As a kid in the Minneapolis Public Schools system, I grew up in the same segregated schools as everyone else—though being black means you notice it more than any of the white kids (and I knew mostly white kids). Southwest likes to preach its diversity, but it is as segregated as they come. After freshman year, I never was in any classes with POC except the very few token students in the same position as me. During my sophomore year, I met interim principal Dr. Karen Wells. She was the first black woman in leadership that I had ever met in the schools. It sparked me and we are very close now. Her voice is one of the clearest in my head when I channel my power. After meeting Dr. Wells, I became hungry to meet more women of color beyond my family. Meeting Dr. Wells was the first time I stopped thinking about what was projected onto me and I started thinking about who I am as an individual. Toni Morrison said, “Definitions belong to the definers, not the defined.” That resonates with me. The definitions that had been projected onto me had always felt like a burden. Defining myself and living for myself, not as a token but as an individual, was critical. I also think a lot about Chimamanda Adiche and the “single story,” about how important it is to see and hear a story that you can relate to. That’s hard to have happen when you’re a black girl in Linden Hills going to Southwest. The books I’ve read by powerful writers like these come through for me during moments when I need to channel my power.

Humanity is in a desperate place, we cannot afford to lose out on the creativity that comes from its many lenses. My mom calls young women like me “Key Holders” because it’s going to take something other than homogeneous whiteness to move us out of a global crisis. We need all voices onboard. This month, I was struck by the mayor of DC, Ms. Muriel Bowser, who is having the street painted and is changing the street name to “Black Lives Matter.” This is such an epic, strategic move. Name changing—as we well know, in our city, with the barriers facing Bde Maka Ska—is powerful. Names carry symbolism. Ms. Bowser is a testament to what happens when Black women are in leadership and have a voice at the table. Renaming everything isn’t the whole battle but it is the message that the names carry that can help to further the movement.

For me, and in many ways, because I am a black woman, I had to go out and find what I needed. My family helped me connect with the community, so that the truth about who I am and what I could be was revealed to me. The truth being: I am powerful, my experience is valuable and necessary, my intellectual property is mine, my body is mine.

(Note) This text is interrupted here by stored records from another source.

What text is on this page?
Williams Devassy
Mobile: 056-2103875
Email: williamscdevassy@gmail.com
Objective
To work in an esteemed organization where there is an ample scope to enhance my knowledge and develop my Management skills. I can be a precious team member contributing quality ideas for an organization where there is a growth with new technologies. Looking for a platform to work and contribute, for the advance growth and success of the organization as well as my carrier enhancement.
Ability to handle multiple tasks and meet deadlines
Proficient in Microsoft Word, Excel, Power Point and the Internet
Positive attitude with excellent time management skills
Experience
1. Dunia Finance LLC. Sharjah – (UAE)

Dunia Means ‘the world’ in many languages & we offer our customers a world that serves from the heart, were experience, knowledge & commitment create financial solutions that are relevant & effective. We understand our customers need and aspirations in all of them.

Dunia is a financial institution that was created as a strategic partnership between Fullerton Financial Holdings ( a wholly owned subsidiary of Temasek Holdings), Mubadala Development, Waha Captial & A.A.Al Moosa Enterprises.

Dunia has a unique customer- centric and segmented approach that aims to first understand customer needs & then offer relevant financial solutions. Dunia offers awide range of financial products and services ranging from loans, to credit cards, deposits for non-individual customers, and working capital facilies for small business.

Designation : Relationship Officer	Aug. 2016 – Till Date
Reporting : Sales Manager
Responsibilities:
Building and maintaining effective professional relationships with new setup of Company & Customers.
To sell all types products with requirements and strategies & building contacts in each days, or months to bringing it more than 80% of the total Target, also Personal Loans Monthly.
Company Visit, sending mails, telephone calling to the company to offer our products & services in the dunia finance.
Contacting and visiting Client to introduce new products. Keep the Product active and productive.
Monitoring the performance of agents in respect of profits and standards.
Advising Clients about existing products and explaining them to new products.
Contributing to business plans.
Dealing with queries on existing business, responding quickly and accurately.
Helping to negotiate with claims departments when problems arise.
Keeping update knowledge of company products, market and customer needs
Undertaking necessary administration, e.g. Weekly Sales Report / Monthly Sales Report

My community of role models is everything to me. They helped me see the “yes” when the rest of the world said no. The “no” is a lie; I CAN and should try to shape the world. We all have a role to play on every pillar of racism. We have to know our place in the movement and be fearless.

Black girls need to take up space and use their voice, that’s step one. Step two is knowing that your life and experience matter, your perspective is the one that you need to be paying attention to. When you harness all that magic you can start to lift a lot of people. For me, organizing at the capital was the obvious next step when the truth about police brutality recently hit the white mainstream. We are not finished by a long shot and we have big plans.

My hope is that everyone finds their place in the revolution. White people might have to hit rock bottom and experience shame about racism, but the idea is that they learn to understand how white supremacy works, and that their shame propels them to service, to follow leadership instead of getting defensive and fragile. Meanwhile, I have my job. I lean on my role models, my support community, and my intuition to inspire me and show me the way.